All was well, until one day, I learned that he and his girl had patched things up. I was devastated, Joe. I didn’t know what I was supposed to do. He’s my first love. I cried so hard when I learned about it. When he
learned that I already knew, he did everything he could to explain his side. Since then, even hearing his voice pains me. But I missed him during that time, so I decided to talk to him once and for all, to fix things between us. When I saw him, it was so painful I didn’t even speak. He asked me, “So what are we now?” We parted ways.
Things took a different turn when our officemates planned an out-of-town trip. I asked him to come, and he did. It was really hard for me to ignore him, because our friends would get suspicious. But it also hurts to talk to him because I admit, I still love him. That night, he wanted to talk about what happened. We never had the chance to talk, because something happened between us.
When we got back to Manila, he became cold. I asked him if he still loves me. He said yes, but I don’t feel it.
I still love the guy so much. But then, thinking of his girlfriend makes me feel so guilty. But I don’t want to lose him. He has become my life. I’m so confused. I want to move on. But I don’t want to leave him.
Angel
Dear Angel,
It seems that you have gotten what you wanted, in a different way. I think what took place on that out-of-town trip was bound to happen.

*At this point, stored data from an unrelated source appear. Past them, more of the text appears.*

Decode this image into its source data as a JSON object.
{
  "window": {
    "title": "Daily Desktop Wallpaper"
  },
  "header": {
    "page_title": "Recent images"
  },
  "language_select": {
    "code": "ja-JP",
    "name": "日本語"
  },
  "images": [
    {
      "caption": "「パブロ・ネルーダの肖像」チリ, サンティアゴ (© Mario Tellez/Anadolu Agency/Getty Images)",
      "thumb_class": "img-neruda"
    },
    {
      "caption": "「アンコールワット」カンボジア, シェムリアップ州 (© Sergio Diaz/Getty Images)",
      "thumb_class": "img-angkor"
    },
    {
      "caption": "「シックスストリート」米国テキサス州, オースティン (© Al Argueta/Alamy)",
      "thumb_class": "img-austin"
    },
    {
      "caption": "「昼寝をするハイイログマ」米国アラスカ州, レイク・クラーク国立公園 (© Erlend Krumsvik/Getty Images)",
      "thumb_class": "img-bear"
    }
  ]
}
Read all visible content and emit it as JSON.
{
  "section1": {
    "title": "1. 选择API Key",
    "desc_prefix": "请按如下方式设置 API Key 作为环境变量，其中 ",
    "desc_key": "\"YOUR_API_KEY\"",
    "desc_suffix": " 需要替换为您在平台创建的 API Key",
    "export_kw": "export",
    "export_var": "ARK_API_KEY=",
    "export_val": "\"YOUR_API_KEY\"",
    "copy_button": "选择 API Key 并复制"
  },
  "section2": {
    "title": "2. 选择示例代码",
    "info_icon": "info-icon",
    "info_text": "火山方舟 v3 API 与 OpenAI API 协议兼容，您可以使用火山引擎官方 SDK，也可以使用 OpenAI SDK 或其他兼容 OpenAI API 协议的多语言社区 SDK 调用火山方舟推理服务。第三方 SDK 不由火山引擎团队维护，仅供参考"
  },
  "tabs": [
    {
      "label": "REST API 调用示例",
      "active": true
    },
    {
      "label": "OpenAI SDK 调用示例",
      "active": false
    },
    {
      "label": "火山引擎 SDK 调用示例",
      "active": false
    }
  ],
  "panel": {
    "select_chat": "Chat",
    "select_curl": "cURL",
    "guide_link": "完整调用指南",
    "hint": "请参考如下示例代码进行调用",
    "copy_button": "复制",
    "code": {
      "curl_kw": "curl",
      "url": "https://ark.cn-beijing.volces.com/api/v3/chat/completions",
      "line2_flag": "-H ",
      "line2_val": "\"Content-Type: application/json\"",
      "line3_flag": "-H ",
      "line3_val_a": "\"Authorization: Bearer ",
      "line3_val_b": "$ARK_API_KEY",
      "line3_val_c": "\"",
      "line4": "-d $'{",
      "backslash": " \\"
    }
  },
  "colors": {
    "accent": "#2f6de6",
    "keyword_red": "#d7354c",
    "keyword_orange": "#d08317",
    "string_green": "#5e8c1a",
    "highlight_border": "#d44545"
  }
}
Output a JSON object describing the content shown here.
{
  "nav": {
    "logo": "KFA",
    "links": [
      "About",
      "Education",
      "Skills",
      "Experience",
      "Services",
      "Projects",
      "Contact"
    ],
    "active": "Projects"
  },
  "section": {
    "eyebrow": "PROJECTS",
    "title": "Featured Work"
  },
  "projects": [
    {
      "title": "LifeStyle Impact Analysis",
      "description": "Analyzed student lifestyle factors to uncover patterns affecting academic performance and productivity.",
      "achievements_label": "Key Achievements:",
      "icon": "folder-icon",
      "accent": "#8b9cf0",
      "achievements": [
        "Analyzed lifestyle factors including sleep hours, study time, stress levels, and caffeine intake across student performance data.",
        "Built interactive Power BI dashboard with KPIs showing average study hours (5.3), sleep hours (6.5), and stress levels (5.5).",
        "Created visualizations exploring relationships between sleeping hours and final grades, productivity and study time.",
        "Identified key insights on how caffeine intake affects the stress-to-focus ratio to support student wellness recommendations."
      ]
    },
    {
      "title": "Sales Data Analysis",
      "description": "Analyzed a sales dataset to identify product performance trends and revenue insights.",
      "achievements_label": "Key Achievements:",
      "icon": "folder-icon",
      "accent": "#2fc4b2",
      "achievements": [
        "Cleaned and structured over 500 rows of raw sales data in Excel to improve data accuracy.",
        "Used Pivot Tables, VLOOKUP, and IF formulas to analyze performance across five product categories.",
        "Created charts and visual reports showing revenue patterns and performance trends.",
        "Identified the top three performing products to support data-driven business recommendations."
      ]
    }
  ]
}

You probably made it very easy for him to be intimate with you, and he simply found your invitation quite difficult to resist that night.
I know that intimate interlude meant a lot to you, but it may not have meant as much to him. He probably just took advantage of your vulnerability and openness. The fact that he was cold when you went back to Manila just shows that what happened that night was something that he probably didn’t want to happen in the first place. He could be troubled with guilt just as much as you are.
Angel, I know you love this man, but, if there is no sign that he feels the same way for you, then I don’t see any reason why you have to pursue your feelings for him. You can have him physically but if his hearts belongs to someone else, then no amount of closeness can ever truly bring him to you.
Angel, the reason why we refuse to let go of a person we love is because we are afraid to be alone. But if that person doesn’t love us, then being with him or her doesn’t make any difference. We would have someone beside us, but still be alone. The real essence of a relationship lies in the commitment of two people, and not just one. It lies in the basic foundation of love that is shared by two and not just felt by one. Angel, to put it bluntly, you simply cannot be happy with a man who loves someone else. Do not allow yourself to be a prisoner of your own desires. Let us always remember that it is in giving and not in taking that we experience the real meaning of love. It is in loving and not in wanting to be loved in return that we find real happiness.